That Was The Week That Was

Here…

• I’m mostly past worrying about pageviews, but if you missed my observations about the past and politics in southwestern Virginia… I do think it deserves more attention than it got.

• But more importantly, Andy Crouch’s Trump editorial in Christianity Today got a huge readership.

• Reader Sean O’Neil suggested that Christian intellectuals are actually planting some important seeds during this election.

• For example, Adam Johnson’s guest post on moral psychology.

…There (How Many More Days until November 8th?)…

• If you define evangelicals by beliefs, as LifeWay Research does, and not by self-identification, Donald Trump (45%) is only up fourteen points over Hillary Clinton. But the real story there? White evangelicals still support Trump by 50 points; those who are African American, Asian American, and Hispanic back Clinton by a similarly wide margin.

This StarTribune report on how Minnesotan evangelicals are struggling with the presidential campaign is noteworthy, if only because it has a quotation from the president of the National Association of Evangelicals.

Evan McMullin
If you don’t know who this is, you should definitely click the “we shouldn’t assume” link…

• Of course, we shouldn’t assume that Clinton or Trump will be president come January, just because they’re the nominees of the two major parties.

• Look, it’s not going to make a difference in the outcome of this election. But it is fascinating that the Amish-for-Trump story refuses to go away.
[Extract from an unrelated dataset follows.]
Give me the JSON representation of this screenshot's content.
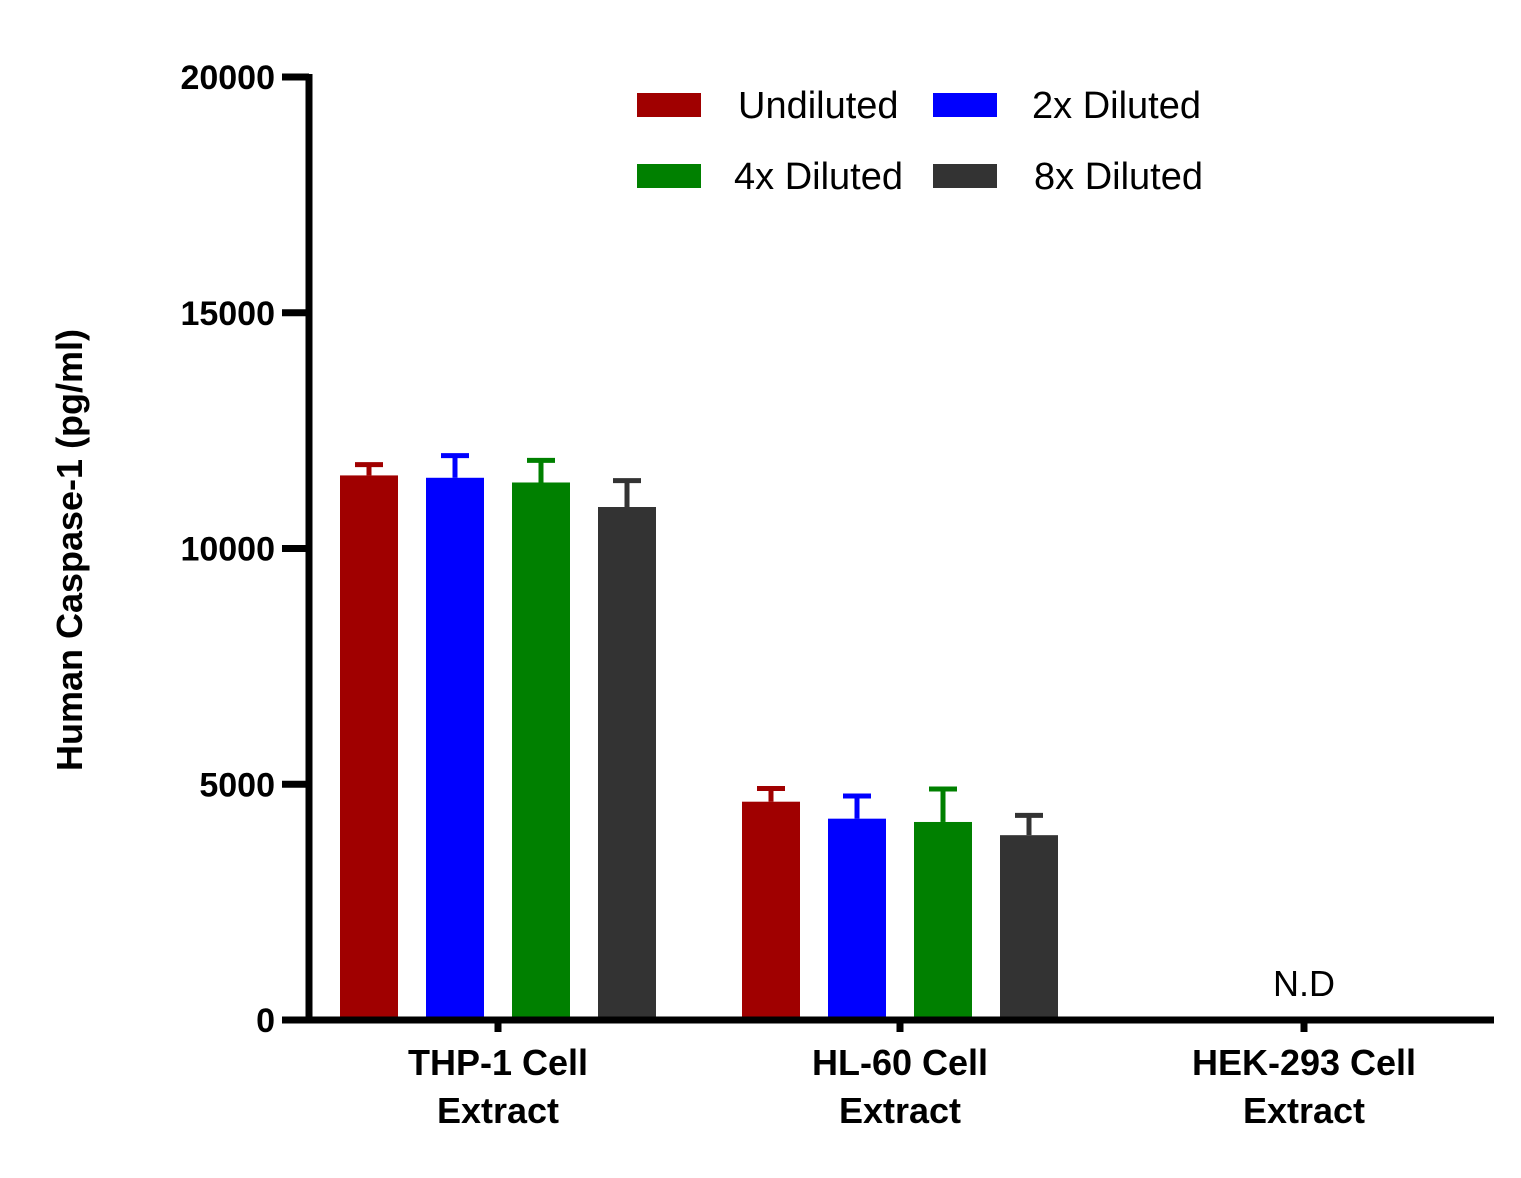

• Perhaps lost in all the discussion of evangelical reactions to Trump: conservative Jewish opposition to the GOP nominee.

• Trump recently gave a speech about higher education. As the Chronicle reported, “Mr. Trump made few concrete proposals. But few is more than zero.”

• Also at this intersection of topics… Students at Liberty University are publicly criticizing their president’s unwavering support of Trump.

• Perhaps most importantly, Lily Burana wondered how pro- and anti-Trump Christians can love each other.

…and Everywhere

• Did evangelicals help sink the peace deal that won Colombia’s president the Nobel Peace Prize?

• The tragedy in Syria continues:

• The phenomenon of Muslim refugees converting to Christianity while in Europe is not going away.

• I’ve written before about the Europeans periodically encountering unexploded ordnance from the two world wars. But I doubt that South Carolinians have had to deal with Civil War shells too often…

B&C logo• Sadly, editor John Wilson announced that Books & Culture will soon cease publication. John Turner and I both shared tributes at The Anxious Bench.

• Few books have made more of an impression on my theology than N.T. Wright’s Surprised by Hope. Scot McKnight predicts that Wright’s new book, on the Atonement, will be even more important.

Marilynne Robinson replied to Alan Jacobs’ critique of her.

• Billy Graham “was never fully in lockstep with what would become the Christian Right,” wrote Tommy Kidd. But a quick review suggests that “politics can confuse the gospel message, even for someone who spoke as clearly about the new birth of salvation as Billy Graham did.”

• Must-read of the week: Ruth Graham’s long, well-reported profile of former Wheaton professor Larycia Hawkins for the New York Times Magazine. And Graham (no relation to Billy, though she’s also a Wheaton alum) frames important issues for Christian higher ed moving forward: “The balance between orthodoxy and intellectualism is poignantly fragile. And the Hawkins episode was a painful reminder of why. That Wheaton couldn’t make room for a scholar like Hawkins raises questions about what real diversity might look like in a setting where a certain uniformity of belief is essential. And that so many of its constituents interpreted her actions so uncharitably, so swiftly, reflects poorly on evangelicalism as a whole. The difference between theological purity and cultural exclusion is not always as tidy as believers would like to think.”